Is there an approach I can take that will make this easier for me?

To clarify, I expressed much concern with this approach multiple times along the way. The client was and is aware of the difficulties with this. Because they chose to short on QA staff (1 tester for 4 devs, no automated testing, little regression testing), they insisted that we keep our branch isolated from the changes in the main branch under the pretense that this would reduce the need for our tester to know about changes being made elsewhere.

One of the bigger issues here is an upgrade to the angular version and some of the other third party softwares –unfortunately we have no come up with a good way to build this solution until all the pieces are put back into place.

Best Answer

There would have been a simple way which had kept your new development separate from the main branch without bringing you into this unfortunate situation: any change from the trunk should have been merged into your dev branch on a daily basis. (Was your client really so shortsighted that he could not anticipate that your branch needs to be remerged back into the main line some day?)

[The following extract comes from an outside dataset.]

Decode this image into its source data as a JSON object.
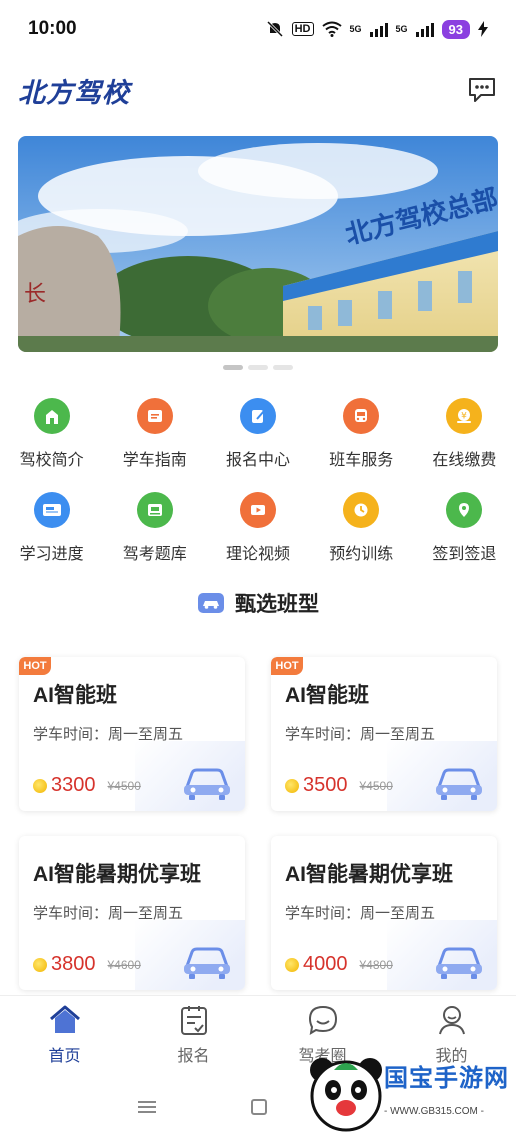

Anyway, best approach is IMHO trying to redo what should have happened on first hand:

  • identify the semantics of the changes on the main line for day 1 after the branch was created. Apply them to your current code base as well as you can. If it was a "local change", it should be simple, if it was a "cross cutting refactoring" like renaming a widely used class, apply it in a semantically equivalent manner to your current code base. Hopefully during that year no contradictory cross-cutting changes in the code base were made on "your" branch, otherwise this can become a real brain-teaser
  • test the result (did I mention you need a good test suite for this task)? Fix all bugs revealed by the test
  • now repeat this process for the changes on the main line for day 2, then day 3, and so on.

This might work when the teams strictly obeyed to the classic rules of version control ("only commit compilable, tested states" and "check in early and often").

After 365 repetitions (or 250, if you are lucky and you can bundle the work for weekend changes), you will be almost finished (almost, because you need to add the number of changes which will happen to the main line during the integration period). The final step will be to merge the updated dev branch into the trunk again (so you don't loose the trunk's history). This should be easy, because technically it should be only a replacement of the affected files.

And yes, I am serious, there is probably no shortcut to this. It might turn out that "daily portions" might be sometimes too small, but I would not expect this, I guess it is more likely daily portions can turn out beeing too big. I hope your client pays you really well for this, and that this is so expensive for him that he will learn from his failure.

I should add that you can try this also with switched sides - reintegrating the changes from your branch in small portions to the main line. This might be simpler when on your dev branch there were much fewer changes than on the trunk, or most of the changes happened in new source files which are currently not part of the trunk. One can see this as "porting" a feature from a product A (the dev branch) to a somewhat different product B (current state of the trunk). But if the majority of cross-cutting refactorings were done on the main line, and they affect your new code (the 6500 merge collisions seem to be some evidence for this), it might be easier the way I described it first.